Türkiye Küreselleşirken

Türkiye Küreselleşirken
Ülkemizde, kitlelerin aynı sözlerin söyleyene göre farklılaşmasını görüyoruz.

18 Eylül 2022 Pazar

Felsefenin Temelleri

Günümüz yaşantısına, önce bilim sonra onun ürünü teknoloji hakim olmuştur. 

Hayırlı olsun.

Hala teknoloji büyüsünü yaşıyoruz gündelik yaşantımızda. 

Teknoloji bizleri çepeçevre sarmış ve büyüsü ile kuşatmış durumda.

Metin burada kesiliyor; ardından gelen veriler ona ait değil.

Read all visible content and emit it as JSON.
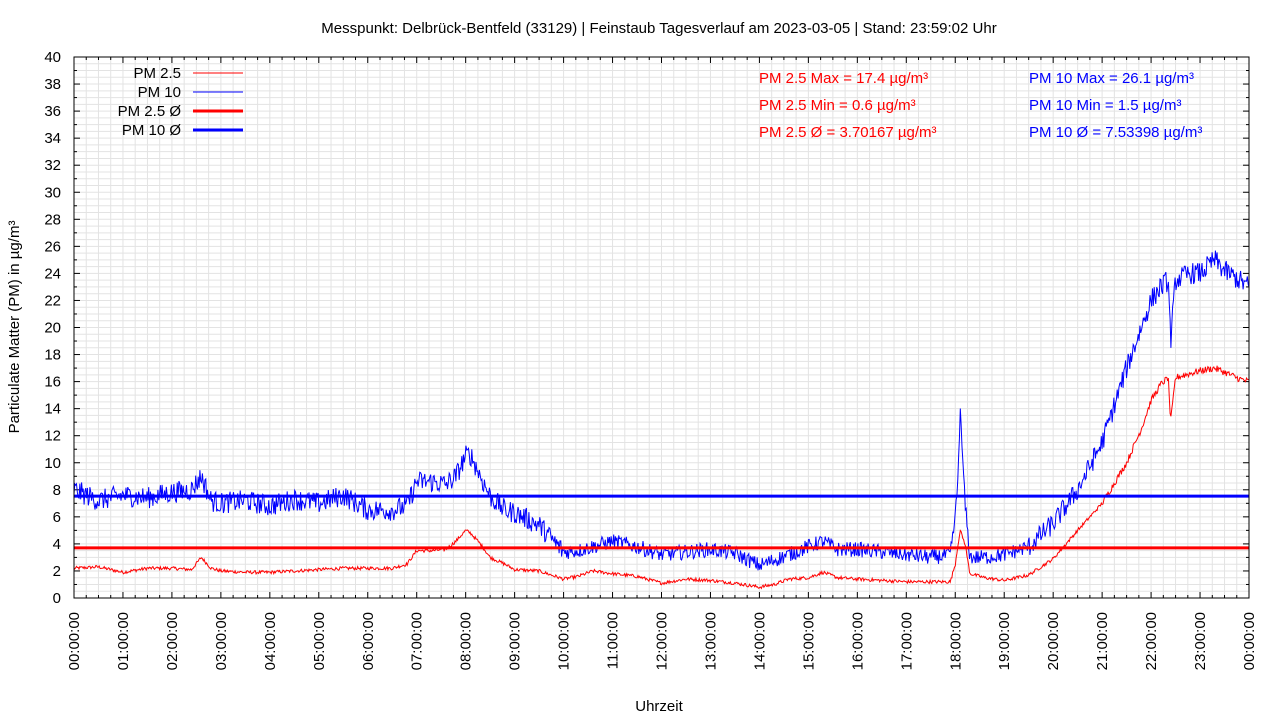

Modern don kişot kitabını yazsa idim şu dizeler dökülürdü kitap satırlarıma;

" Ey savul teknoloji seni yeneceğim. Büyünden kurtulacak ve insanlığı kurtaracağım. Bizleri dinlediğin ve izlediğin telefonunu almayacağım ve yasaklayacağım etkimdeki çevremden. Bize boş hayal ve rüya tuzağı kurduğun tv yi seyretmeyecek ve meşgül etmek istediğin, internetini kullanmayacağım tüm azmimle. Ninni söyleyerek uyutmaya çalıştığın radyonu dinlemeyecek ve tüm metalik atlarına ve içtikleri yağlı ve siyah içeceğe savaş açacağım oto yolarda. Mutfakta kullanmayacağım robot askerlerini, kışın ısınmayacağım ve yazın serinlemeyeceğim klima ejderhalarınla. Tüm metal kuşlarına, sandallarına ve hızla giden  ve insanları karnında taşıyan büyük yılanlarına savaş açıyorum. "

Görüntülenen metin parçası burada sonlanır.